Внутри были свои да несколько поселковых. Вдова Кузьмы чуть слышно всхлипывала в платок. Сотрудники департамента стояли с каменными лицами. И гробы стояли по обе стороны от наалтарной чаши, закрытые. Сквозняк морщил в чаше воду, шуршал висюльками хороса-кораблика. Под ногами слабенько поскрипывали половицы, шелестела одежда, слышался сдавленный плач. Батюшка дискантом вел заупокойную молитву. Толпа подтягивала в нужных местах. Из открытых боковых дверей несло запахом разрытой земли.

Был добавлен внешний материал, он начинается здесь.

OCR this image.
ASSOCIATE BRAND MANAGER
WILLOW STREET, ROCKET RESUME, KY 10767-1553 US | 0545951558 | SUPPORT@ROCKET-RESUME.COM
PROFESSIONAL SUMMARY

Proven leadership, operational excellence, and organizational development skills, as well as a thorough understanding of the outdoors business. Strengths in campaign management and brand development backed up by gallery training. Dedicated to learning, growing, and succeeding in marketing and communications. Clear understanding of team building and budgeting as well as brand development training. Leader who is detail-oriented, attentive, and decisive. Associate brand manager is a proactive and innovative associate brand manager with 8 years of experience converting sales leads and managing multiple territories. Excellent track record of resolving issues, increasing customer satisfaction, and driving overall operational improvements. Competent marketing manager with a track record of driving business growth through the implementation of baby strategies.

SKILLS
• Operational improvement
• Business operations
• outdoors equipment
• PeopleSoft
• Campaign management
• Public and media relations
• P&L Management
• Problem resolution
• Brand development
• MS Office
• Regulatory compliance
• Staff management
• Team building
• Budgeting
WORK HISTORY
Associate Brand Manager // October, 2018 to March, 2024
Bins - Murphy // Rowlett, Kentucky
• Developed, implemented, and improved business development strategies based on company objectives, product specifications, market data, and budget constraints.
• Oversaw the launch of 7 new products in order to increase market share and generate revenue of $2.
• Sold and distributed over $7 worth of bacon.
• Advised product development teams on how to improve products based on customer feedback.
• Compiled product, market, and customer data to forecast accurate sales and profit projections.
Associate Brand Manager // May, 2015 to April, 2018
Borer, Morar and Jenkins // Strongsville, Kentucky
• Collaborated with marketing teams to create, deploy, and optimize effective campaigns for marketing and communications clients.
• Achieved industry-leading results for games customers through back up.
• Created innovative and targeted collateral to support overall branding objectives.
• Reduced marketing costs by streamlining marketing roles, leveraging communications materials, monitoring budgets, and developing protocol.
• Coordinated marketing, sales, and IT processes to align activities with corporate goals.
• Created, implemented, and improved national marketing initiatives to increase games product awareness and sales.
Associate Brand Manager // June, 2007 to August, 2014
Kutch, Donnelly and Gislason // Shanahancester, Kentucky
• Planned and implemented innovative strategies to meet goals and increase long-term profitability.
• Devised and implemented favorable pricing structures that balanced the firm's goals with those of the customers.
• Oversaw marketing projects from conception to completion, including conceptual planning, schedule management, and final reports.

Когда служба закончилась, комиссар машинально шагнул налево, мечтая очутиться на воздухе как можно скорее. Прислонился к стене у двери, слушая, как сдержанно матюкаются могильщики, вынося груз на широких ременных петлях. Разницы между гробами не было — полированный дуб там и там. Только у пяти могил стоял, стянув фуражку, один Владимир Верес. Да какая-то баба, проходя, сплюнула в яму.
Обойдя церквушку посолонь, вышел Даль к другому ряду могил — раза в три длиннее. Государыня в тишине смотрела на испятнанное тучами небо.
— …Корабельщик примет вас всех, и охотников, и создателей, и Шутника. Сегодня в небе над Метральезой каждому из вас загорится звезда.
Даль был до смерти благодарен Алисе, что обошлось без лафетов, склоненных знамен, пушечной пальбы и военных оркестров — этой пошлости парадных похорон. И что не в Эрлирангорде. Намного уместнее были сейчас почти деревенская церквушка и облетающие с веток золотые и багряные листья. Под револьверные выстрелы гробы опустили в ямы и стали забрасывать землей. Плачущих родных увели.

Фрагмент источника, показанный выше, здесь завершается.